(Reuters) - U.S. publisher Hachette Book Group, owned by France’s Lagardere SCA (LAGA.PA), has dropped its plan to buy unlisted Perseus Books Group, the companies confirmed on Friday.
Hachette said in June it would keep Perseus’s books business but sell its client services business to book distributor Ingram Content Group.
“Despite great effort from all three parties, they could not reach agreement on all of the issues necessary to close the transaction,” a Hachette spokeswoman told Reuters.
Ingram spokesman Keel Hunt also confirmed the news.
The financial details of the deal were not specified at the time, but according to a report in Publishers Weekly the deal was doomed by complications on Ingram’s side.
Had the deal succeeded it would have given Hachette - the fourth-largest U.S. publisher - leverage in a months-long dispute with Amazon over the pricing of e-books.
Amazon has said its push for lower prices was good for authors, publishers and booksellers.
Upset over e-book prices, the online retailer has delayed deliveries, cut discounts, and even removed an option to pre-order Hachette titles such as “The Silkworm”, Harry Potter author J.K. Rowling’s second crime novel, written under the pseudonym Robert Galbraith.
About 900 writers have signed a petition to protest Amazon's campaign of discouraging customers from buying books published by Hachette. (bit.ly/V3EOL3)
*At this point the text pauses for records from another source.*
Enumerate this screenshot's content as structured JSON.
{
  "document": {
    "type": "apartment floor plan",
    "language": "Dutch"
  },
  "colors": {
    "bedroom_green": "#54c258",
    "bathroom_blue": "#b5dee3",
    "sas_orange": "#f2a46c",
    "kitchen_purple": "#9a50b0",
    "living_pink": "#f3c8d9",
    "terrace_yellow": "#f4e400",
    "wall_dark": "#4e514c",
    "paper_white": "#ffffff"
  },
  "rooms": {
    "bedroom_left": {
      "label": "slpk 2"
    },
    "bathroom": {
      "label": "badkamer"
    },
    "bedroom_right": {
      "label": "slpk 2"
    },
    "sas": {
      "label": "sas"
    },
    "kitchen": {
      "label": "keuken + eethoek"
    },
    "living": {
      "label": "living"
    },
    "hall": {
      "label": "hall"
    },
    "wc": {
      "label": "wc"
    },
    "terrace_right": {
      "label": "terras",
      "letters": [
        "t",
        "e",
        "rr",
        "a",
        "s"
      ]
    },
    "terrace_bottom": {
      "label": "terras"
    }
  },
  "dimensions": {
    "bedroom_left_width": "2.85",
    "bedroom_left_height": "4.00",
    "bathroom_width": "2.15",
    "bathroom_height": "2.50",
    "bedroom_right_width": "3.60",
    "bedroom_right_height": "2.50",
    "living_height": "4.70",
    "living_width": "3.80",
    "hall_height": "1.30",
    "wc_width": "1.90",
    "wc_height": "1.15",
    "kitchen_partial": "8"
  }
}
“As writers - most of us not published by Hachette - we feel strongly that no bookseller should block the sale of books or otherwise prevent or discourage customers from ordering or receiving the books they want,” author Douglas Preston wrote in an open letter to readers in July.
Some Amazon customers have also gone public about their decision to buy books elsewhere. Advocates for authors and publishers have used words like “bullying” and “thuggish” and called for government intervention.
Amazon claims that pricing an e-book at $14.99 or $19.99 is too expensive and unjustifiable in most cases and has argued that e-books priced at $9.99 sold more.
Authors and other publishing insiders have accused Amazon of wielding its power as a major retailer to gain an unfair advantage during contract talks by demanding that publishers cut prices and pay higher fees.
Perseus, owned by private-equity firm Perseus LLC, brings out about 700 titles per year and has a backlist of more than 6,000 books.
Hachette had said it would make Perseus’s publishing business a new division comprising of nine imprints, including Avalon Books, Basic Books, Da Capo Press, PublicAffairs and Running Press.
Ingram, a unit of Ingram Industries, would have used Perseus’s client services division to form a distributor with more than 400 clients ranging from DreamWorks Press to Harvard Business Review Press.